Hitchens on the Egyptian - what - revolution? uprising? troubles? No-one knows.
So multifarious are the sources of grievance in the Arab world that it could have been any one of a host of pretexts that ignited a revolt, or revolts. This ought to make one beware of too glibly selecting the ostensibly crucial one. Poverty and unemployment? These are so pervasive that they could explain any rebellion at any time—and in any case Tunisians are among the richest per capita in North Africa. Dictatorship and repression? Again, these are commonplaces, and so far the most conspicuously authoritarian despotisms—Syria and Saudi Arabia, for instance—have been spared the challenge of insurrection. (May these words of mine go out of date with all speed.)
I think that the factor of indignity and shame, . . . makes a more satisfactory initial explanation. And one of the cheering and reassuring things about dictatorship is the way that it consistently fails to understand this element of the equation. How gratifying it is that all such regimes go on making the same obvious mistakes. None of them ever seems to master a few simple survival techniques: Don't let the supreme leader's extended family go on shopping sprees; don't publicly spoil some firstborn as if the people can't wait for him, too, to be proclaimed from the balcony; don't display your personal photograph all over the landscape; don't claim more than, say, 75 percent of the vote in any "election" you put on. And don't try to shut down social media: It will instantly alert even the most somnolent citizen to the fact that you are losing, or have lost, your grip.

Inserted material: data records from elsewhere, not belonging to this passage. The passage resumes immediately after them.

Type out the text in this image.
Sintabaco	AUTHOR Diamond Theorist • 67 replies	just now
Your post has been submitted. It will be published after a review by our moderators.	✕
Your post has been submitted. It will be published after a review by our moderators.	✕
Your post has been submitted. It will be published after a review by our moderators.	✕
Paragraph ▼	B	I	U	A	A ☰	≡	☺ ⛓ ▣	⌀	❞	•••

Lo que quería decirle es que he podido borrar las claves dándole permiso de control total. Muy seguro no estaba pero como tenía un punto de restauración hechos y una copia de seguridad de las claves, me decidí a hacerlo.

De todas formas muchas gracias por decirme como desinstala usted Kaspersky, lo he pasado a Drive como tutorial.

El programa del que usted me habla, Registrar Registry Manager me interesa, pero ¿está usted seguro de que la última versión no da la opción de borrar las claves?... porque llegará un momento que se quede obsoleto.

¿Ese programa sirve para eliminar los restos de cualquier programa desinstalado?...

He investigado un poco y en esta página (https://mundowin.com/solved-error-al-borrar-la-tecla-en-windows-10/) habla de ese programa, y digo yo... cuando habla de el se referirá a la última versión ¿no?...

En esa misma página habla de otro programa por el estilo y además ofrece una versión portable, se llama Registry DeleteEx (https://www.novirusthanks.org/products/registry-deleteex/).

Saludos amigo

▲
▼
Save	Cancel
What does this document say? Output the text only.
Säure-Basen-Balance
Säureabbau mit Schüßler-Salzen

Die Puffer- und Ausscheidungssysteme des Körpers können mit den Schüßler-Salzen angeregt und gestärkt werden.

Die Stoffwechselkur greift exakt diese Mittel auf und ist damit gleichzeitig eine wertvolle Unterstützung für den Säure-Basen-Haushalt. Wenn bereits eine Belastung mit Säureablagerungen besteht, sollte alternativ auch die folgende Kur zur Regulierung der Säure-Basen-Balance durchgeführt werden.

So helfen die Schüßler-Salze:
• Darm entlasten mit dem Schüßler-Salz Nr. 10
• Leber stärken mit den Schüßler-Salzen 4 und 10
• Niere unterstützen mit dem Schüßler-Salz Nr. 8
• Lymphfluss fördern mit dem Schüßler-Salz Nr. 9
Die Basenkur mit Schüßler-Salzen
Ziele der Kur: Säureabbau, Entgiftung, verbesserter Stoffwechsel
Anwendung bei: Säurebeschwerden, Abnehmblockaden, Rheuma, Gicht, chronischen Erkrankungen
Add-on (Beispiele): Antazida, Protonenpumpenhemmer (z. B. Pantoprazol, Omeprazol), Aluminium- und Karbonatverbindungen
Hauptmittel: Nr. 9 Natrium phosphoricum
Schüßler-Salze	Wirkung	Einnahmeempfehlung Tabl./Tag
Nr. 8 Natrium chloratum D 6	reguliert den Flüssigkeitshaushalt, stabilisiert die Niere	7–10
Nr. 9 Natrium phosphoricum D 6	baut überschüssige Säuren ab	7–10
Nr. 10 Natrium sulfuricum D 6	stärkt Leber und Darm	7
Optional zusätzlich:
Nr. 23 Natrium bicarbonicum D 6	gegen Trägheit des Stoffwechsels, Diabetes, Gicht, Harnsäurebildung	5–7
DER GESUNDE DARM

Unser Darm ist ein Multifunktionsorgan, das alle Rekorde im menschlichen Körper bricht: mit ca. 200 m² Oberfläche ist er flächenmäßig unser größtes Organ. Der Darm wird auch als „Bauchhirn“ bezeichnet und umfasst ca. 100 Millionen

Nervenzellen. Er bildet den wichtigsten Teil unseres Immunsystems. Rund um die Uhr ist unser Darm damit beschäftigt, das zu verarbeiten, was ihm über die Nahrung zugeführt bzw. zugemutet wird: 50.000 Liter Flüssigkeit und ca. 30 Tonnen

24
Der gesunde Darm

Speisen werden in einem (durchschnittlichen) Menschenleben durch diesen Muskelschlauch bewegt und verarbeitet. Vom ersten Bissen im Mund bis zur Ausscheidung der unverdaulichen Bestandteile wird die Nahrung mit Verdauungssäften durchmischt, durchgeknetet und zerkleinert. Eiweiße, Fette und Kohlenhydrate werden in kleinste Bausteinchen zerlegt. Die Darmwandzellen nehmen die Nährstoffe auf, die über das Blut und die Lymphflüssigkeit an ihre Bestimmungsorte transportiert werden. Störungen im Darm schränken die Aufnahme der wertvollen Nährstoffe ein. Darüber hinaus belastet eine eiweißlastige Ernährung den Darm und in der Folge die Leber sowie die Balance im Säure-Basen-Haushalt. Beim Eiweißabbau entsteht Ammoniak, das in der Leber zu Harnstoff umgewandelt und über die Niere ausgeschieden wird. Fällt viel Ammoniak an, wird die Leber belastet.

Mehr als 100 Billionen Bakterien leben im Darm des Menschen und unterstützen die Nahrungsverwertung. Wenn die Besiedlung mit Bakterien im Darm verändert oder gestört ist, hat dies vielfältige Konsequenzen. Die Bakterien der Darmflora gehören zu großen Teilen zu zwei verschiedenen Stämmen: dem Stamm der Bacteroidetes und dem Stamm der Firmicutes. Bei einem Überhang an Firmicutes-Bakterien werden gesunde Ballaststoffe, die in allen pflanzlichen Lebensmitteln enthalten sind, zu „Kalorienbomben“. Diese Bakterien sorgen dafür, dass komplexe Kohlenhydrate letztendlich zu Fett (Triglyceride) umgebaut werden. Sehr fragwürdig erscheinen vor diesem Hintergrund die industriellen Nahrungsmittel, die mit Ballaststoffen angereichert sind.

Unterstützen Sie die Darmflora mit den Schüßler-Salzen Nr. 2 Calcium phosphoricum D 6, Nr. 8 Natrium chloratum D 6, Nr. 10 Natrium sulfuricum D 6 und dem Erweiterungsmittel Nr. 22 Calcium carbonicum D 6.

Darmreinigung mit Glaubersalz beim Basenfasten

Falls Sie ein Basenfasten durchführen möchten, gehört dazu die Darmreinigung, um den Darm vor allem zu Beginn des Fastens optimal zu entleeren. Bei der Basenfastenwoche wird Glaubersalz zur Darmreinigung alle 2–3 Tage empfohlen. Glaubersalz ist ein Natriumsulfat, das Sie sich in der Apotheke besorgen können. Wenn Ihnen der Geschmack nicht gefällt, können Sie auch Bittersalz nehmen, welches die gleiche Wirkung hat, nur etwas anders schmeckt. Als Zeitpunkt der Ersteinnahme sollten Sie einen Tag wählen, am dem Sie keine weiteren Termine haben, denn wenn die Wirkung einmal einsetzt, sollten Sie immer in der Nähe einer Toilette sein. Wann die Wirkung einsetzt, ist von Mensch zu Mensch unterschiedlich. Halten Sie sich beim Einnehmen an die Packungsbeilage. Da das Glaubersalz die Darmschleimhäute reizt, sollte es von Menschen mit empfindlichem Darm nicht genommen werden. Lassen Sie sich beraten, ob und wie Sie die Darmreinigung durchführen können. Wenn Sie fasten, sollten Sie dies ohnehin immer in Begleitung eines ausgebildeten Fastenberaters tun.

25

People do not like to be treated like fools, or backward infants, or extras in some parade. There is a natural and inborn resistance to such tutelage, for the simple-enough reasons that young people want to be regarded as adults, and parents can't bear to be humiliated in front of their children. One of Francis Fukuyama's better observations, drawing on his study of Hegel and Nietzsche, was that history shows people just as prepared to fight for honor and recognition as they are for less abstract concepts like food or territory.
I was a tourist in Egypt in 1993. A young guy got talking to my partner and me and asked us to meet him at a café. I can’t remember much of the conversation but he was talking in a low voice about Mubarak - “we have to pretend to be happy”.
I hope a change is going to come so he can bitch about the government as much as he likes.